In Summary . . . the greatest risk remaining this week is Friday's non-farm payroll number; which ideally won't be so huge (with construction contracting a tad) to negate upside behavior into July. The McClellan Oscillator moved from Friday's -53 to Monday's -10; that was another trip back to the vicinity of the "neutral zone", and on Tuesday moved up to the +31 level. Wednesday got to +64, as the market works on reestablishing an overbought short-term condition, per forecast. So, ideally none of this derails the overall move tending higher into early-mid July, and maybe it even helps a bit, particularly if we can get some further broadening out of the move near-term.

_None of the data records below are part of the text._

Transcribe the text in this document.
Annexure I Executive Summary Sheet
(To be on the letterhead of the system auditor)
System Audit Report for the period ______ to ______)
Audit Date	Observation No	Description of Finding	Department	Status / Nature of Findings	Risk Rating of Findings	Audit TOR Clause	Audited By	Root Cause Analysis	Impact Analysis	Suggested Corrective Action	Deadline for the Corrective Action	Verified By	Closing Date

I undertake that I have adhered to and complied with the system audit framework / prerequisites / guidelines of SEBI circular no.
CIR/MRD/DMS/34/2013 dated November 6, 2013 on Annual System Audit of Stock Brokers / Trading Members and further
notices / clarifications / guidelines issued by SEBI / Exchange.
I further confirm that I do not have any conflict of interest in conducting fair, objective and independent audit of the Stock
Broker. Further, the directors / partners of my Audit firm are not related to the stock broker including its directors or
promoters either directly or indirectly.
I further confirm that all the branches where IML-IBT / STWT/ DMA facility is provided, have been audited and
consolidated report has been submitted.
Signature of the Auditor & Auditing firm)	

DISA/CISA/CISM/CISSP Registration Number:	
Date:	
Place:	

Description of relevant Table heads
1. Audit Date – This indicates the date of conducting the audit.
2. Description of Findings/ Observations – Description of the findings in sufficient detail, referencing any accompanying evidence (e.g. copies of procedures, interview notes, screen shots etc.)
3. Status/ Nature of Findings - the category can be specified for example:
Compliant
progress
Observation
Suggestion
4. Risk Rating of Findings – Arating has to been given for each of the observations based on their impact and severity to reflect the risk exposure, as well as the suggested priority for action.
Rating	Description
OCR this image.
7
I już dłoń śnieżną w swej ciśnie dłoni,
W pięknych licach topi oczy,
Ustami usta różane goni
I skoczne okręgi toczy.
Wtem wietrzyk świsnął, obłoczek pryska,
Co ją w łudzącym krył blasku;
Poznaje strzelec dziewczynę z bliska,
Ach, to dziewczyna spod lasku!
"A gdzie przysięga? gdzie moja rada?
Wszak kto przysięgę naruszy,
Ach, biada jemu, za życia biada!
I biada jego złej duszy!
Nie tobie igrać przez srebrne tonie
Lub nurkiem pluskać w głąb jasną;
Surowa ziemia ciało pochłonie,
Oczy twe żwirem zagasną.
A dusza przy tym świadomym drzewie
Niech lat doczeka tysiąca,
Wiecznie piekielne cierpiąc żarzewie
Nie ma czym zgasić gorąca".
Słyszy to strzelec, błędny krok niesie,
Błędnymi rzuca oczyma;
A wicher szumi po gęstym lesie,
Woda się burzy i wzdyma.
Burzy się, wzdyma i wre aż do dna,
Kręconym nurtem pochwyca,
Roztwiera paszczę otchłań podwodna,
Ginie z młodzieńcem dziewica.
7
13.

As of 7:30 p.m. EDT Wednesday, on Globex, Sept. S&P is trading up a few ticks near 1383.10, lifting to a 1054 premium. Again; we suspected the Fed to move but timidly, so as to see whether a quarter has much effect (it won't immediately, but the signal is thus officially given, and albeit grudgingly, others will come around to grasping longer-term implications of a "trending" series of hikes), or whether it roils foreign markets or currencies. It probably will have a dampening effect on foreign markets, but not disastrous. As noted in the last Letter, we're looking for pullbacks in certain key foreign markets; but that can be (particularly in Asia) constructive for the future. Ditto for our market, as the most dangerous specter would be something like straight-up to all-time high without subsequent corrective action. That's what we said last night; looks to be underway. (Again; the Thursday 900.933.GENE hotline bought the morning dip, and held long into the p.m.)

Gold was first discovered in U.S. at the Reed farm in North Carolina in 1799, a 17-pound nugget.